Was sich kurz zuvor im Stadion von Lille abgespielt hatte, war aus gleich so vielen verschiedenen Gründen unglaublich, dass es selbst mit diesem Wort nur ungenügend beschrieben war.
Verletzungssorgen fast vergessen
Wie schon vor der WM 2014 hatte Schweinsteiger auch im Vorfeld der EM mit Verletzungssorgen zu kämpfen. Sein letztes Pflichtspiel hatte der 31-Jährige mit Manchester United am 20. März bestritten. Seither stand er nur rund 20 Minuten im letzten Härtetest vor dem Turnier gegen Ungarn auf dem Platz.
Und dann dieser Auftritt - auch wenn es noch ein bisschen an der nötigen Fitness fehlte. "Der Weg nach dem Jubel war lang, ich bin ein bisschen außer Atem", sagte Schweinsteiger kurz nach dem Spiel scherzhaft.

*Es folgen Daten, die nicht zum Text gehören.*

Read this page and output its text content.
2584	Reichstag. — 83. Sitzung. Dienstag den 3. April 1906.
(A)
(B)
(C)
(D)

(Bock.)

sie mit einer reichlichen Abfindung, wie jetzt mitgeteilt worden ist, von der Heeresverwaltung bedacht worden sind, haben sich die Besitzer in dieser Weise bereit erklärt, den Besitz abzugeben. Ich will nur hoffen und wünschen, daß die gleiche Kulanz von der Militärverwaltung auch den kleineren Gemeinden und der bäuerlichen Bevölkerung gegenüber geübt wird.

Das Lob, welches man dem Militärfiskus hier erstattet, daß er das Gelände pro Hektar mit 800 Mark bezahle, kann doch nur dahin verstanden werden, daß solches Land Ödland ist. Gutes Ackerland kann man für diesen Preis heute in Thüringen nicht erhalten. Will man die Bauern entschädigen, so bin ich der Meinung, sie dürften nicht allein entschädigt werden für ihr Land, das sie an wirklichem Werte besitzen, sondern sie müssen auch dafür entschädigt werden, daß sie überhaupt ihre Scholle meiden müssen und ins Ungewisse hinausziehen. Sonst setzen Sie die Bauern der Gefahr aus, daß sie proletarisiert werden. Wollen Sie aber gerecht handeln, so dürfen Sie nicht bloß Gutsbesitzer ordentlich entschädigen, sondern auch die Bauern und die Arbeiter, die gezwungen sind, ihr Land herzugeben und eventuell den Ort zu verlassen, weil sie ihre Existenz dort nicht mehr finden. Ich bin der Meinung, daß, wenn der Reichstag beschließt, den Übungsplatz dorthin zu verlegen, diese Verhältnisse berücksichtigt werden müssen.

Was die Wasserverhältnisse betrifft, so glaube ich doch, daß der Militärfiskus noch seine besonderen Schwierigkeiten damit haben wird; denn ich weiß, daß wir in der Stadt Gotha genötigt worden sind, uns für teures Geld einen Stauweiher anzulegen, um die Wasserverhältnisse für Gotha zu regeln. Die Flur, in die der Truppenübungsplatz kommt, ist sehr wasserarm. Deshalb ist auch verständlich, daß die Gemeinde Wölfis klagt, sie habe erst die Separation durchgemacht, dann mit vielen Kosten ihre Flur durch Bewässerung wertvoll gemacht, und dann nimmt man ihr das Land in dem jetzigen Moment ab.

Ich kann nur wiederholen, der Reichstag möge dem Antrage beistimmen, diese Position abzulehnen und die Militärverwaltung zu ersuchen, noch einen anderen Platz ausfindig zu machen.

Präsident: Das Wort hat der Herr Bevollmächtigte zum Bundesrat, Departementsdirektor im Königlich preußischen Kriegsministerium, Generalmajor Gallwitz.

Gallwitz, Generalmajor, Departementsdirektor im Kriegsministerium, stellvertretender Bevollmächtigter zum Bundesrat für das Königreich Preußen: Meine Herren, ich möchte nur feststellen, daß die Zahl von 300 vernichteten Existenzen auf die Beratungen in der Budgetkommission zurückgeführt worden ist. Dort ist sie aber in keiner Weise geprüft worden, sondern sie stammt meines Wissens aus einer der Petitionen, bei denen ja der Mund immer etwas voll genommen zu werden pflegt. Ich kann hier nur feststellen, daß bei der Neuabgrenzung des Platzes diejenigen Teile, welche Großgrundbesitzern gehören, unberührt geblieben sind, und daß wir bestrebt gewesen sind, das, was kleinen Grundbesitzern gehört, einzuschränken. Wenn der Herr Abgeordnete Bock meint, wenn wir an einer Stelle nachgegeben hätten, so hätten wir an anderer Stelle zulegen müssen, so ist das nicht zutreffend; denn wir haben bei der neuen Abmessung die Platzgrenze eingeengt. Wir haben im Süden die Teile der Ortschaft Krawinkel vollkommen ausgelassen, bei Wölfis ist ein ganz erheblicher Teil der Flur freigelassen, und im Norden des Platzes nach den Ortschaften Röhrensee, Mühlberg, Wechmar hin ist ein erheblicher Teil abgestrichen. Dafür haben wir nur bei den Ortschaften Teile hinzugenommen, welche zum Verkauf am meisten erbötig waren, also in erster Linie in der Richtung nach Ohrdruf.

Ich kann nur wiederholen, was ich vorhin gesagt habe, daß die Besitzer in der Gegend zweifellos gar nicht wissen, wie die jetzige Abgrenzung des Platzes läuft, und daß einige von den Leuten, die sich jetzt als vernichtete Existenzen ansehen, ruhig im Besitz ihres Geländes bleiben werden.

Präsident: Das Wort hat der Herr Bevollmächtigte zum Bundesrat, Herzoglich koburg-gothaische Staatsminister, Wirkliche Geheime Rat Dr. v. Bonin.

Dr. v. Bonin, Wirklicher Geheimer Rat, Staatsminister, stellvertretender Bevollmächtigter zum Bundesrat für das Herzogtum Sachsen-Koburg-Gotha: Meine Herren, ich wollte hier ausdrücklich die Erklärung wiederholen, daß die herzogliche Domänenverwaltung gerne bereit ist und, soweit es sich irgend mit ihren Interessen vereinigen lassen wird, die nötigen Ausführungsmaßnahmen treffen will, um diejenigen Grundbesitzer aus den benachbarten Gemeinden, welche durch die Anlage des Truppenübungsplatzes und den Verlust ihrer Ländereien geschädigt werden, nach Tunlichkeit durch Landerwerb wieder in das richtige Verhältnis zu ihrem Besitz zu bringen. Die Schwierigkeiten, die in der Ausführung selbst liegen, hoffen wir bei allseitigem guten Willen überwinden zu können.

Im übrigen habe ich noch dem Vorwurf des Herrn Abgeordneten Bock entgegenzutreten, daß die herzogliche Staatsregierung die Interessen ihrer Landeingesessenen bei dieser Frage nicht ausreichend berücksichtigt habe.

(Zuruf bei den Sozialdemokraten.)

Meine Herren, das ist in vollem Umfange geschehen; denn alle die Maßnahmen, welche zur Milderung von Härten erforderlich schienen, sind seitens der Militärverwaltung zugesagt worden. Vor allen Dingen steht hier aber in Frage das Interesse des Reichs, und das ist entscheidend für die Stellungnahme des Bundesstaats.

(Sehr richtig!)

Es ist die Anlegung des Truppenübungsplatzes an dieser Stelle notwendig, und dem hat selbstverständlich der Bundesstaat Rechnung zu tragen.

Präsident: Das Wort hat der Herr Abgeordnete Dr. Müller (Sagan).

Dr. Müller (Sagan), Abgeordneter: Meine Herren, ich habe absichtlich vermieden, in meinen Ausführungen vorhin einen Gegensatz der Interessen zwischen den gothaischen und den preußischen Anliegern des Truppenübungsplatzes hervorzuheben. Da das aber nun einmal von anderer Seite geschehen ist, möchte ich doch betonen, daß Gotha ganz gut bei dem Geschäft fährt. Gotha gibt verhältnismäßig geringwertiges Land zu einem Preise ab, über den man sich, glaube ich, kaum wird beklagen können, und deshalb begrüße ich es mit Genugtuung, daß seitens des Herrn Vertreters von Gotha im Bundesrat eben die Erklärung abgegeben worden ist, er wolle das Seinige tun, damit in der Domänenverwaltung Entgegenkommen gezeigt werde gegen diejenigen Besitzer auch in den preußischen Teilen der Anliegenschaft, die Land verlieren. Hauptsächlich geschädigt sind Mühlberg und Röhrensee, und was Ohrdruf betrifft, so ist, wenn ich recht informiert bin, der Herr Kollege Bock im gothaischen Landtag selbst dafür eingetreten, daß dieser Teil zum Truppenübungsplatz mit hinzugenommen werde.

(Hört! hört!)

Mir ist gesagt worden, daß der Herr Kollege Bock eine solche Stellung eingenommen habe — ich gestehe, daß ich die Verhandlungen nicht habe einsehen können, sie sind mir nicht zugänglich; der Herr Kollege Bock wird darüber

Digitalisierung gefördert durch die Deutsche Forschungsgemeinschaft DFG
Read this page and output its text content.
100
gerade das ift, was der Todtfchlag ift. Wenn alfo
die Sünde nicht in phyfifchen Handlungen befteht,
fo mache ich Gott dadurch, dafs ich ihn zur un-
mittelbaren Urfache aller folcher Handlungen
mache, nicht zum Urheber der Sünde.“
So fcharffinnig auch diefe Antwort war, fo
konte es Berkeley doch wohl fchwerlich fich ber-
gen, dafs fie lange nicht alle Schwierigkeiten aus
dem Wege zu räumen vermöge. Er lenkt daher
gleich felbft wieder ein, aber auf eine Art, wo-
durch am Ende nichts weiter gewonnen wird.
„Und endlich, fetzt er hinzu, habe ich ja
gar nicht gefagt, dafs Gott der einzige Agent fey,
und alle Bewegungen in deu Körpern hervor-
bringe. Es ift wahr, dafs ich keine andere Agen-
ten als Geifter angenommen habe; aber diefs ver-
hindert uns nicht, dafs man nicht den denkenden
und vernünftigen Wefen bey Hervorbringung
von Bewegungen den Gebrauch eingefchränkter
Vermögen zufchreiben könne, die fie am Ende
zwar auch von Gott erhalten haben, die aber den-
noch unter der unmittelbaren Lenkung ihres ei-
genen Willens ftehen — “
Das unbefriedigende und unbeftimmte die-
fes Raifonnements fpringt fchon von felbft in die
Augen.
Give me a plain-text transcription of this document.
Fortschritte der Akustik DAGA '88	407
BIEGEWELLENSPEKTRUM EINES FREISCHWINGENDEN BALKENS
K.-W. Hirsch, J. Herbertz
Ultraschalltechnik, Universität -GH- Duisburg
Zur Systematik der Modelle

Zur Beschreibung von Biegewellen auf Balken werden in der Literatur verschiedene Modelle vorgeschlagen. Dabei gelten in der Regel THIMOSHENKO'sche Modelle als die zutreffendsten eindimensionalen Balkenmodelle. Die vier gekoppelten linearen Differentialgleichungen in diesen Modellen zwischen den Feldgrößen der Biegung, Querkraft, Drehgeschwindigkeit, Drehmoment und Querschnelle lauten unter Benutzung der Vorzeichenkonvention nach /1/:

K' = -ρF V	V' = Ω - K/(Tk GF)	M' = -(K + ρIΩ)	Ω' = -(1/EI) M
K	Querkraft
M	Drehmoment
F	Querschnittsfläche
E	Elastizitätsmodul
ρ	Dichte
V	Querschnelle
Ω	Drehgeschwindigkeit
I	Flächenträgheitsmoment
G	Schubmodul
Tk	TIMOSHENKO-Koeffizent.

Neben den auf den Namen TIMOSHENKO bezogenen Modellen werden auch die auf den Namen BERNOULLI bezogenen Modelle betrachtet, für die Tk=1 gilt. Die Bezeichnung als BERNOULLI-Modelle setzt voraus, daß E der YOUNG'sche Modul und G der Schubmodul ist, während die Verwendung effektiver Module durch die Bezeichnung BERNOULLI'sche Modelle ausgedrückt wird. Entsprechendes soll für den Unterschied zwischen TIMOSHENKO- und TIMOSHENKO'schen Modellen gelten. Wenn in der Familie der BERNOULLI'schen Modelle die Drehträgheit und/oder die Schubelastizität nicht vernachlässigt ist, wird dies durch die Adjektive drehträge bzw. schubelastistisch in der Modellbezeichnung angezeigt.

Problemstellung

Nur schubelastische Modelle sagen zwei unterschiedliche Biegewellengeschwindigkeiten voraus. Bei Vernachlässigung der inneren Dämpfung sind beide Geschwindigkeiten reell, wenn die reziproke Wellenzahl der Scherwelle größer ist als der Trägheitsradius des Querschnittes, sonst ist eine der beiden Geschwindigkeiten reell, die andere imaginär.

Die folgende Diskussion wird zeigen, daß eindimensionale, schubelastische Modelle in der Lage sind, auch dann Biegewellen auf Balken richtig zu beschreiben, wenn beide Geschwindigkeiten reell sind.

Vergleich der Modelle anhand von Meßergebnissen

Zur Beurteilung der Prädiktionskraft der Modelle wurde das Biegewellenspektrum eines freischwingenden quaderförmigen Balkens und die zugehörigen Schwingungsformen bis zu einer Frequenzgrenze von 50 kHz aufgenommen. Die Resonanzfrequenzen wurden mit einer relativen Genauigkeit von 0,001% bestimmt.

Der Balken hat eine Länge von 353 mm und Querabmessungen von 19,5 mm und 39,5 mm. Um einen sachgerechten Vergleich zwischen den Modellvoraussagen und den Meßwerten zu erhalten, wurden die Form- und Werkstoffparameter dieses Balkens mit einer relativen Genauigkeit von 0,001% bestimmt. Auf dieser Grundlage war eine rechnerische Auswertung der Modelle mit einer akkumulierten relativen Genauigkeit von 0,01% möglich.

Ganz im Ernst betonte er dann aber auch, dass "alles sehr gut" sei: "Meine Verletzung ist ausgeheilt, ich fühle mich gut."
Tobias Schweinsteiger kontert Kritiker
Es war eine wichtige Botschaft vor allem für die deutschen Fans, waren die Zweifel am körperlichen Zustand des deutschen Kapitäns zuletzt doch groß gewesen.
Schweinsteigers Bruder Tobias fasste sie nachträglich noch einmal in Kürze zusammen. "Zu alt! Zu schwer! Zu langsam! Zenit überschritten!", schrieb er bei Twitter und konterte: "Boooooooooooooom! Bastian Schweinsteiger nie abschreiben!!!!" Mit Betonung auf den vier Ausrufezeichen.
Der Held des Abends wollte sich in den Katakomben nicht noch einmal äußern. Wortlos zog er durch die Mixed Zone von dannen, nachdem er ganz nebenbei mit seinem 14. EM-Einsatz auch noch den deutschen Rekordspieler Philipp Lahm eingeholt hatte.
Mesut Özil freut sich mit Schweinsteiger
Dafür sprachen andere über ihn. "Ich glaube, es war wichtig für ihn selbst. Durch das Tor wird er wahrscheinlich wieder viel mehr Selbstvertrauen haben", prophezeite Vorlagengeber Mesut Özil bei SPORT1. Die ganze Mannschaft sei "natürlich glücklich, dass Basti so ein Comeback gegeben hat, vor allem mit einem wichtigen Tor".
Mit dem Toreschießen hatte es Schweinsteiger in der Nationalmannschaft zuletzt nicht gerade, sein letzter Treffer datierte aus dem Oktober 2011. Aus dem Spiel heraus war er zuvor sogar seit August 2009 ohne eigenes Tor.
Selbst Joachim Löw überrascht
"Eigentlich war nicht geplant, dass Schweinsteiger so weit vorne auftaucht", sagte ein ebenfalls überraschter Joachim Löw.
Ob er seine Vorgaben für das weitere Turnier nun überdenken muss? Wohl eher nicht. Aber mit dem Mittelfeldstrategen gewinnt der Bundestrainer nicht nur eine zusätzliche taktische, sondern vor allem eine emotionale Komponente. Man denke nur an den blutüberströmten Schweinsteiger im WM-Finale 2014.
Und ganz nebenbei lieferte der ManUnited-Profi der deutschen Mannschaft auch noch ein gutes Omen: Sein Treffer war das erste deutsche Joker-Tor bei einer Europameisterschaft seit Oliver Bierhoffs legendärem Doppelpack im EM-Finale 1996.